Using Amazon EC2 Capacity Blocks for ML with AWS PCS
Amazon EC2 Capacity Blocks for ML is an Amazon EC2 purchasing option that enables you to pay in advance to reserve GPU-based accelerated computing instances within a specific date and time range to support short duration workloads. Instances that run inside a Capacity Block are automatically placed close together inside Amazon EC2 UltraClusters, for low-latency, petabit-scale, non-blocking networking. For more information, see Capacity Blocks for ML in the Amazon Elastic Compute Cloud User Guide.
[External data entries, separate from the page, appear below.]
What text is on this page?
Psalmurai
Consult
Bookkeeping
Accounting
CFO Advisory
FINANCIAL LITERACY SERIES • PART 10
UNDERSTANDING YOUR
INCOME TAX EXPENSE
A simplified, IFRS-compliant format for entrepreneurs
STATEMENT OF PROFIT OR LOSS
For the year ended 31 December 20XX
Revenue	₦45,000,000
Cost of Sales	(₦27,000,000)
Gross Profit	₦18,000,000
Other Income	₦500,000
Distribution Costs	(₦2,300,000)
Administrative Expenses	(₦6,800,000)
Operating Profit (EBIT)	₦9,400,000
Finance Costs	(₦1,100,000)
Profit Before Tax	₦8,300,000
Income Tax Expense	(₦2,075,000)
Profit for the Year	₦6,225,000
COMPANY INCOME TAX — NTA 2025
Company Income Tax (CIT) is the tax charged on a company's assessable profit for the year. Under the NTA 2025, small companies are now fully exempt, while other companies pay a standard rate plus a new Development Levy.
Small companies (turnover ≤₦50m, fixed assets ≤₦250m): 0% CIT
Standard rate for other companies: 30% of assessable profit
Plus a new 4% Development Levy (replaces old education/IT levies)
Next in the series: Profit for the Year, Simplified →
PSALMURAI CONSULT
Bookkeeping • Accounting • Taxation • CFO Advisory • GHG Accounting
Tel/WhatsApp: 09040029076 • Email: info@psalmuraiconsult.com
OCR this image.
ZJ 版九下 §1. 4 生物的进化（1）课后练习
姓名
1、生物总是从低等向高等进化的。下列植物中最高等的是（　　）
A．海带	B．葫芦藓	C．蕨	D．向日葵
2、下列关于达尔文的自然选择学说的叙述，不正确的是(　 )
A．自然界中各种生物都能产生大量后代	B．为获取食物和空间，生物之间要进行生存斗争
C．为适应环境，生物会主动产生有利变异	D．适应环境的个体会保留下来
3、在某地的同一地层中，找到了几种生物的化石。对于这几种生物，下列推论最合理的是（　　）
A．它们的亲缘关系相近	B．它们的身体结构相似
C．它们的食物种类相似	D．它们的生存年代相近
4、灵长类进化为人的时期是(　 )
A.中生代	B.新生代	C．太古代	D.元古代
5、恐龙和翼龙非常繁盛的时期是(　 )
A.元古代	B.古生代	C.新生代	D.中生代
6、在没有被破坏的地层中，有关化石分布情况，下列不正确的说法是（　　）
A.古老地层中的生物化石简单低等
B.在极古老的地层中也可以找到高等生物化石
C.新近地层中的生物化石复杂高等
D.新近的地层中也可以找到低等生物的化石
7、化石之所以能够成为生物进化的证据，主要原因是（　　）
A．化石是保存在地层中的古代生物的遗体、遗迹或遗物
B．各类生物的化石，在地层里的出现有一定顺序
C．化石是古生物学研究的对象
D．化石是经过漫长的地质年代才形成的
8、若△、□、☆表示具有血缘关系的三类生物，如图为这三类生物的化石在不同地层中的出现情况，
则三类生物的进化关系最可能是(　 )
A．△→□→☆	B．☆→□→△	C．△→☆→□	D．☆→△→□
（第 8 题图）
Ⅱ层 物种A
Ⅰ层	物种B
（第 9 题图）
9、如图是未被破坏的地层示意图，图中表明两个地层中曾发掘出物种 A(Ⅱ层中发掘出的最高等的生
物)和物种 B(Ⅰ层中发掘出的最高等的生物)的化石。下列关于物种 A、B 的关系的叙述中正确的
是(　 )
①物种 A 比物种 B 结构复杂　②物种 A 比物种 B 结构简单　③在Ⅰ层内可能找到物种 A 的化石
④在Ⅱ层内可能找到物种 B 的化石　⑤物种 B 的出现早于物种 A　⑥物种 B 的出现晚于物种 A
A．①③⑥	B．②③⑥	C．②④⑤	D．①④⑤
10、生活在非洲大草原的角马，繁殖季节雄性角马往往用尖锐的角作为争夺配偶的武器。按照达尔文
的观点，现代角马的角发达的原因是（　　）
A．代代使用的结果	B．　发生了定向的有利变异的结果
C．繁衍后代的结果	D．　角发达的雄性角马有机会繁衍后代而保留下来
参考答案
You can use a launch template to have AWS PCS use a Capacity Block when it launches instances for a compute node group.
Note
AWS PCS only supports Capacity Blocks with Slurm version 24.05 or later.
Limitations
-
AWS PCS only supports Capacity Blocks with P5en, P5e, P5, and P4d instance families.
-
You can only associate a compute node group with 1 Capacity Block at a time.
-
You can't associate a compute node group with a capacity reservation group that combines multiple Capacity Blocks.
-
Capacity Blocks must be in a
scheduled
oractive
state to use with AWS PCS. You can't use Capacity Blocks in other states, such aspayment-failed
. For more information, see View Capacity Blocks in the Amazon Elastic Compute Cloud User Guide. -
AWS PCS doesn't support Capacity Blocks in AWS GovCloud (US).
Capacity Block expiration
Capacity Blocks are limited to a specific date and time range. When a Capacity Block expires:
-
The compute node group associated with that Capacity Block continues to exist and remains associated with the same queues.
-
All instances in the compute node group are terminated and active jobs might fail, based on your Slurm settings.
-
AWS PCS can't launch new instances in the compute node group.
-
All queued or newly submitted jobs remain in pending state until another compute node group is attached to the queue or you update the compute node group to use a new launch template that specifies a new Capacity Block.